Trotz Vorbefassung nicht befangen

Eine Beschwerdeführerin hat beim Bundesgericht (BGer 6B_959/2008 vom 22.01.2009) erfolglos die Vorbefassung einer Sachverständigen geltend gemacht (Art. 29 ABs. 1 BV), deren Meldung zur Einleitung des Strafverfahrens gegen die Beschwerdeführerin geführt hatte. Das Bundesgericht weist die Beschwerde ab:

Wiewohl es unter dem Aspekt der Unparteilichkeit und Unabhängigkeit des Sachverständigen problematisch sein kann, eine Person, die sich schon früher mit der Angelegenheit befasste oder deren Feststellungen oder Meldungen zur Einleitung des Strafverfahrens führten, als Gutachter zu bestellen, begründet der Umstand, dass Dr. B. das Kind A. bereits vorgängig am 11. August 2005 körperlich untersucht und den Fall gemeldet hatte, entgegen der Beschwerde nicht den Anschein der Befangenheit im Sinne einer unzulässigen Vorbefassung. Dies gilt insbesondere deshalb, weil Dr.

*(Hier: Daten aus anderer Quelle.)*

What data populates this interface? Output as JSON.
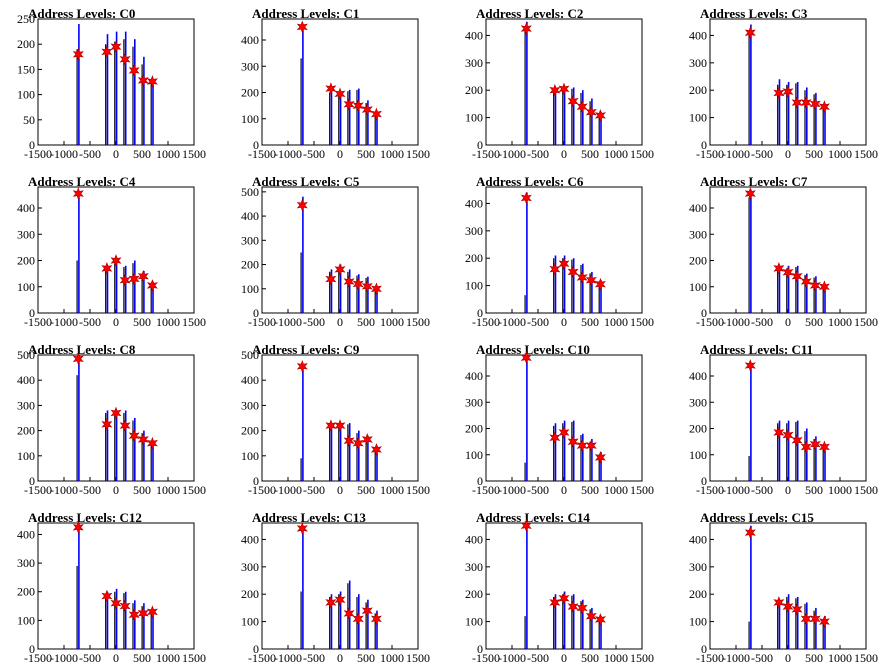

B. nie verschiedenen Funktionen, beispielsweise diejenige einer behandelnden Ärztin, inne hatte bzw. wahrnahm, sondern von Anfang erkennbar als aussenstehende Sachverständige auftrat bzw. beigezogen wurde und ihre vorgängige Befassung, die körperliche Untersuchung des Kindes, keinen Einfluss auf irgendeinen Entscheidungsspielraum hatte, zumal es hier – etwa im Unterschied zu einer psychiatrischen Begutachtung – um die Feststellung eines objektiven Verletzungsbilds ging, das keine Wertungen beinhaltet (E. 2.4).

Ich will nicht behaupten, der Entscheid sei falsch. Dr. B als Gutachterin einzusetzen war aber bestimmt nicht klug und dürfte das Vertrauen der Beschwerdeführerin in eine unabhängige Strafjustiz kaum gefördert haben.